Let’s submit this new prediction to kaggle: the new score is now…

0.12612

Wow ! That’s a huge increase ! Now, I’d rank about 668/1765 on the leaderboard.

Hopefully, as shown in my previous post, my best score is 0.12594 which ranked me 661/1765. I’m still 7 places above the machine, but probably not for long as I’ll improve the optimisation step.

3. Being smarter than MLBox ?

Considering I spent several days building a model manually, I was equally frustrated and excited to see that a few lines could provide a similar result. I decided to check whether I could be more intelligent by preprocessing the data manually, as I did in my previous post.

I went back to the data set and decided to remove some features that I considered irrelevant. I tried several combinations with [“GarageYrBlt”, “MoSold”,”MasVnrArea”, “GarageCars”, “GarageArea”]. In particular, when looking at the (reduced) correlation map :

Correlation map for selected features

There seems to be a strong collinearity between “GarageCars” (number of cars the parking can hold) and “GarageArea” meaning we have a redundancy there. Intuitively I would try to delete one of these features (or create a new one by combining them).

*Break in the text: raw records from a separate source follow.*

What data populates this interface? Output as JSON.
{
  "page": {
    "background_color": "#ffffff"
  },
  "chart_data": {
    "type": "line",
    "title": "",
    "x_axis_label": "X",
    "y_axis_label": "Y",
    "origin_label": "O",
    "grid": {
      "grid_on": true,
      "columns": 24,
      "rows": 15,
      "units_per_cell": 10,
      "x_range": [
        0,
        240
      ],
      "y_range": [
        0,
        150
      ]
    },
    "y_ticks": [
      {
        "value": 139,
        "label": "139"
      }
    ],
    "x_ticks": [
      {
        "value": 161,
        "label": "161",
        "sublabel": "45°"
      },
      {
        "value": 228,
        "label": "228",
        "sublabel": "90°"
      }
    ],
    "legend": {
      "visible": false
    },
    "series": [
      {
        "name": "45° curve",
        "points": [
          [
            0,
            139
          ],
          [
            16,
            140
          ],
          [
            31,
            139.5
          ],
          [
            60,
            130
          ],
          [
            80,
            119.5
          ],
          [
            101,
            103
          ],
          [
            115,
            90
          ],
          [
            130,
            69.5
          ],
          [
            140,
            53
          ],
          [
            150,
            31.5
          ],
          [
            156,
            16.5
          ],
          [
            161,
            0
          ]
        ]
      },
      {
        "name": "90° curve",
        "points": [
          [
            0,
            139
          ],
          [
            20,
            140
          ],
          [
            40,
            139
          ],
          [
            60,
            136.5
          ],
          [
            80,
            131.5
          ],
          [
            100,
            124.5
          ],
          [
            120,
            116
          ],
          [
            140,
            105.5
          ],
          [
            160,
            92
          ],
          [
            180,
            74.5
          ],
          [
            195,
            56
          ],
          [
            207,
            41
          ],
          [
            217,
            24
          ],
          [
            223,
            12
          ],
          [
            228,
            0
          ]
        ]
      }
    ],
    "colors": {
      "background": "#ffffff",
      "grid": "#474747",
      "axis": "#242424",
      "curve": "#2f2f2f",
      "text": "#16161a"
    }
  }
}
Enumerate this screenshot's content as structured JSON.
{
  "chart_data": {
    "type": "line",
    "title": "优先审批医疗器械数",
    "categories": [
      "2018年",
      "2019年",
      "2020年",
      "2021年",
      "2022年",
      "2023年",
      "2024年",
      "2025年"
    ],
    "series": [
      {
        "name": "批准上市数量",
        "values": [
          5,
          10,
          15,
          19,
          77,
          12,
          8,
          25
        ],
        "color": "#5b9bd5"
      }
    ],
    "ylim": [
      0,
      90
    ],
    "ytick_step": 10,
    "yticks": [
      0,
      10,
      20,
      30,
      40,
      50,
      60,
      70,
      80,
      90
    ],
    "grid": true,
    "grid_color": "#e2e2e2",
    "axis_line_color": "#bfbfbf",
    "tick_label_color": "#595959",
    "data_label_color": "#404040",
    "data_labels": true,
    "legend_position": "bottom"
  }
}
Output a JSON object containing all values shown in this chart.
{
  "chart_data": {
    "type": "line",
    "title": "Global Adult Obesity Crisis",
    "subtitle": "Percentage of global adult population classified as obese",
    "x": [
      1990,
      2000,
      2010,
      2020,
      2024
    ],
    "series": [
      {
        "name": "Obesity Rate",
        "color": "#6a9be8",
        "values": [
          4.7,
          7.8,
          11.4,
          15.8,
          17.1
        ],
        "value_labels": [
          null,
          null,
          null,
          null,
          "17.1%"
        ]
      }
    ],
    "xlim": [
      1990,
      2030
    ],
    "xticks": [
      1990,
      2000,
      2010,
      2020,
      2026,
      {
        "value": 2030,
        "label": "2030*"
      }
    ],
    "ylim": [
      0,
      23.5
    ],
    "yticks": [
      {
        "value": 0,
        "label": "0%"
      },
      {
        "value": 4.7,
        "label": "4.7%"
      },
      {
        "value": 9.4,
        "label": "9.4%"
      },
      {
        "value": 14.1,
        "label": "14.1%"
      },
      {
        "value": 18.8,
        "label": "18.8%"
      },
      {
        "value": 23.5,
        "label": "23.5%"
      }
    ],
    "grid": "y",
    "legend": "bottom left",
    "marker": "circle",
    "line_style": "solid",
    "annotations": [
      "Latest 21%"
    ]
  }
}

Well, I confess any combination I used led to still good but worse scores : 0.12672, 0.12827, 0.12852…

Whatever I try, the algorithm always performs better by itself: pretty impressive! I suppose, MLBox is smart enough to deal with multicollinearity. I feel like it’s tellig me : “Don’t even try, I don’t need you”.

Conclusion

First I hope this tutorial will help you start with MLBox, which I think is a wonderful tool for machine learning.

I hope I’ll have enough time to try and improve the model for this House price problem. I already have some ideas I’d like to implement, so stay tuned for a next blog post.

Concerning the library itself it is :

  • Easy to use
  • Fast
  • Able to yield interesting results with very little knowledge of the underlying models
  • Able to yield much better results with some finetuning, so do not expect it to solve your problems too easily

Do not forget to keep an eye on the subfolder /save/joblib that can grow rapidly : mine went up 6 GB in just 1 day (not really good for my online drive and limited bandwitdth)

As a side note, I’d like to point out I was not able to get any good prediction with LightGBM (nothing better than 0.26), whatever parameters I tried. If you have any idea why, please comment below.

3 thoughts on “MLBox : a short regression tutorial”

  1. Hi, I am also trying to use MLbox for employee attrition problem and the data is stored in SQL table. In the post you are reading train and test cvs data. How to use ML Box in the situation where data is stored in SQL server and how It can be used in production.